The state Liquor Control Board overstated its store fixtures, equipment and other assets in financial documents by more than $1 million because the agency does not regularly take a physical inventory, according to an annual audit by the state auditor general.
Without implementing procedures for periodically counting items, errors in financial statements will occur and go undetected in audits, the report said.
The audit, quietly released in March while state lawmakers were buzzing about the idea of privatization, looked at the fiscal year that ended in June.
As the state Senate considers legislation that would privatize the sale of wines and spirits, the LCB’s finances, value and management have come under intense scrutiny. LCB sales and tax revenue for the 2011-12 fiscal year reached nearly $2.1 billion, a 5.5 percent increase over the previous year.
Kevin Shivers, state director of the National Federation of Independent Businesses, said such accounting “missteps” in the private sector would have consequences, such as management being fired or the company being liquidated.

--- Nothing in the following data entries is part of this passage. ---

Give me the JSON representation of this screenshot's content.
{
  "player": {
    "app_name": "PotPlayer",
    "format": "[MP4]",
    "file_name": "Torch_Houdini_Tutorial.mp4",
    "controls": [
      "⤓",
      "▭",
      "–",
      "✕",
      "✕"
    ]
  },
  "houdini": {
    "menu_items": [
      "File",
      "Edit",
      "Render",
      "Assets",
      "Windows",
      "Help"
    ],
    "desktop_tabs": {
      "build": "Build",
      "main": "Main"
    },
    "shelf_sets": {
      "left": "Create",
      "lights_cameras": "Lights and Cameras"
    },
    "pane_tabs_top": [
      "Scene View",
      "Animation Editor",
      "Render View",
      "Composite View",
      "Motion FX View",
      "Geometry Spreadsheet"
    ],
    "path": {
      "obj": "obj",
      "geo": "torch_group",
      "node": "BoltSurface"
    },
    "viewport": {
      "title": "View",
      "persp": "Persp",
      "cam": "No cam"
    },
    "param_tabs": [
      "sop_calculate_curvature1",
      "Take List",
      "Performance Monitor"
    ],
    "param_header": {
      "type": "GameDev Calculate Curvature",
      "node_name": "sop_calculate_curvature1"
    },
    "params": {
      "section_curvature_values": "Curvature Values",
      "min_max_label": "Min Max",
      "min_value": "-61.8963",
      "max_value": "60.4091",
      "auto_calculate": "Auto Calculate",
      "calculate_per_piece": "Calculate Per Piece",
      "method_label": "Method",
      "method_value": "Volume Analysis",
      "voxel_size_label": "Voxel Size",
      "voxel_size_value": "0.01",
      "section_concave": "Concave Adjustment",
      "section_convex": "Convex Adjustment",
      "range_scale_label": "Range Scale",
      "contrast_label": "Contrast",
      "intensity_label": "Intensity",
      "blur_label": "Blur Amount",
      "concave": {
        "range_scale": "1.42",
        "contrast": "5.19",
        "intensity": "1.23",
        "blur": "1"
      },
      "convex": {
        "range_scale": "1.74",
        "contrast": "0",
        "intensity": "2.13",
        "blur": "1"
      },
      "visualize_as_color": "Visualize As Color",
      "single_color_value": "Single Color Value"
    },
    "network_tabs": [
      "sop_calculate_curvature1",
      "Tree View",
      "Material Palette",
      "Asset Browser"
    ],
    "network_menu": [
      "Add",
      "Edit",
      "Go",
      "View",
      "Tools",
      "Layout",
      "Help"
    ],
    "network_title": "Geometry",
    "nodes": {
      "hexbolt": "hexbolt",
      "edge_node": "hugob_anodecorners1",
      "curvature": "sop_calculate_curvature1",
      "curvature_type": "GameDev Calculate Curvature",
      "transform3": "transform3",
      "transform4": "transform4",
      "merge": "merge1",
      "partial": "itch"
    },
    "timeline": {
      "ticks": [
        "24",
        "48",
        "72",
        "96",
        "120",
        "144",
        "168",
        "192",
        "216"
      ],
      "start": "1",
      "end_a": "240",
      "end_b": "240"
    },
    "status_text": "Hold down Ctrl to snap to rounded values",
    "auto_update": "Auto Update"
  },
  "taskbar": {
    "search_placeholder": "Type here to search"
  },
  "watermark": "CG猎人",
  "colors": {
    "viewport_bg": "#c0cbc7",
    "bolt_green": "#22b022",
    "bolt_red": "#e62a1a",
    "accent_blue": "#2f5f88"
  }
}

The audit found that in a random sample of 10 items from the LCB’s list of assets, six items valued at $1.047 million were no longer being used or were described vaguely and could not be identified by LCB officials or a store manager.
The list of assets includes items such as store shelving and signs, cash registers and warehouse machinery. It does not include wine and spirits inventory.
Stacy Kriedeman, spokeswoman for the LCB, denies its assets were overstated. She said the audit’s sample looked at fully depreciated items, or older items that were beyond their useful life.
Taking such items off the balance sheet “is an issue for many retail companies,” she said. “In all likelihood, they were replaced and disposed of but were not removed from the ledger.”
The LCB’s buildings, equipment, store improvements and other, intangible assets were valued at about $117 million last year with a depreciated value of $52.8 million, the audit showed.